Petitions for Amendments to Regulations
Any interested person may petition the Authority or the FLRA’s General Counsel, in writing, for amendments to the FLRA’s Regulations. The petition must identify the portion of the FLRA's Regulations involved and provide the specific wording of the proposed amendment, as well as the reasons in support of the petition. See 5 C.F.R. § 2429.28.
Petitions Regarding National Consultation Rights and Consultation Rights on Government-Wide Rules or Regulations
Under 5 U.S.C. § 7113 of the Statute, agencies must grant “national consultation rights” to labor organizations that meet certain criteria.
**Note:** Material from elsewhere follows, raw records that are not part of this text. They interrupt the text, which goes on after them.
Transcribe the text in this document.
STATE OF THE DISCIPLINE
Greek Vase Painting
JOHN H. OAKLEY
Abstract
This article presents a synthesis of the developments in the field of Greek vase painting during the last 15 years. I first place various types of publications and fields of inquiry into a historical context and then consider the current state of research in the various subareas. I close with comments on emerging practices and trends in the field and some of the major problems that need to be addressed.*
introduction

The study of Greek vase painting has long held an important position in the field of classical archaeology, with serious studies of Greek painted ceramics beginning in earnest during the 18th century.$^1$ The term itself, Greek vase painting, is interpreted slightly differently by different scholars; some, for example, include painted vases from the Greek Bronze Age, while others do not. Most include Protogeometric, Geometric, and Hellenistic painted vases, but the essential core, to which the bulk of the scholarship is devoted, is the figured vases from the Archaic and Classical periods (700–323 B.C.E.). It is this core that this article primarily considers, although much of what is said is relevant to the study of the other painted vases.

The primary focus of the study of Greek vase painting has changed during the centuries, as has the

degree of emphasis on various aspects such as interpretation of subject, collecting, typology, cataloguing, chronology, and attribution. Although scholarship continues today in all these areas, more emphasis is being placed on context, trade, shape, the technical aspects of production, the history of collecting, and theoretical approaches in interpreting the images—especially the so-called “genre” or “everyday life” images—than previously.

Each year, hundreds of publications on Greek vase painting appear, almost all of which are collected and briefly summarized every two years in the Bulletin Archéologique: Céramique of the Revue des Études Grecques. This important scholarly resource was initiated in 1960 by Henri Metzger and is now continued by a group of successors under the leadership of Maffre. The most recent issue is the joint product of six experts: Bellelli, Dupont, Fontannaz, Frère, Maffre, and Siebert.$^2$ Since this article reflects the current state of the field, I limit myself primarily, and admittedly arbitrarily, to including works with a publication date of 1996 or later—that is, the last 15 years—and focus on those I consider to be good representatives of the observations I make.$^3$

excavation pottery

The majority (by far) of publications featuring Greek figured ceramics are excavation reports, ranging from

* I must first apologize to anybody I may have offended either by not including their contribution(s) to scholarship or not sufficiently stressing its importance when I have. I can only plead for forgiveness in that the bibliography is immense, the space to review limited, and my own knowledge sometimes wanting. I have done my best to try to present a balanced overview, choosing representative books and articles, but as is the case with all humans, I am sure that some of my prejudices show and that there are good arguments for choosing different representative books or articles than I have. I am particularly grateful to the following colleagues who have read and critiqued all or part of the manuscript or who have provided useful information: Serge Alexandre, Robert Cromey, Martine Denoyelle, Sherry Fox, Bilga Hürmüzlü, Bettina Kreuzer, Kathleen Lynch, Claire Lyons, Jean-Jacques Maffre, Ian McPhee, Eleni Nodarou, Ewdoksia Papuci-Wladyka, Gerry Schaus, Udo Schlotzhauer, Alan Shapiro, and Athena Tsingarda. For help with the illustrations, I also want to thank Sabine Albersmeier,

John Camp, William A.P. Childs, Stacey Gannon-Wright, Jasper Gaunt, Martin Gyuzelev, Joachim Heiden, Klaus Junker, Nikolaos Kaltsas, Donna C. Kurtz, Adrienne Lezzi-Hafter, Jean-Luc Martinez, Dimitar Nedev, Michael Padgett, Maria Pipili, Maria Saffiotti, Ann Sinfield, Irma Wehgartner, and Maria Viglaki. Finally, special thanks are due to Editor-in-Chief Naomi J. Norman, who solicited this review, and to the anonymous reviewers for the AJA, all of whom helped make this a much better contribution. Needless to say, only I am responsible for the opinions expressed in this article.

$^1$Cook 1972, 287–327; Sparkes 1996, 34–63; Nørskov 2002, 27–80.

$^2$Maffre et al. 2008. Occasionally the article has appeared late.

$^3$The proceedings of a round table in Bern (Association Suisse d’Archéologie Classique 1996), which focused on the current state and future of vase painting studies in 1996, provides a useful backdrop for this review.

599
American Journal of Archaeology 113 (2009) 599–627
Issues related to a labor organization’s eligibility for, or continuation of, national consultation rights may be referred to the FLRA. For more information on these types of cases, see 5 U.S.C. § 7113 and 5 C.F.R. Part 2426.
Foreign Service Labor Relations Board Cases
At 22 U.S.C. § 4106, the Foreign Service Act of 1980 created the Foreign Service Labor Relations Board. This Board administers the labor-management-relations program for Foreign Service employees who work for the Broadcasting Board of Governors, the U.S. Agency for International Development (USAID), and the Departments of State, Agriculture (USDA), and Commerce. The Board consists of three Members. The Chairman of the FLRA serves as the Board’s Chairman, and appoints the other two Members of the Board. The FLRA’s General Counsel serves as the Board’s General Counsel. For more detailed information, see the Board’s regulations at 22 C.F.R. Chapter XIV, Subchapter C.
Foreign Service Impasse Disputes Panel Cases
At 22 U.S.C. § 4110, the Foreign Service Act of 1980 created the Foreign Service Impasse Disputes Panel (the Panel). The Panel assists in resolving negotiation impasses that arise in the course of collective bargaining in the Foreign Service. The Panel is composed of five Members, including one Member of the Federal Service Impasses Panel (FSIP). The FLRA's Chairman selects all five Members of the Panel. For more detailed information, see the Panel’s regulations at 22 C.F.R. Chapter XIV, Subchapter D.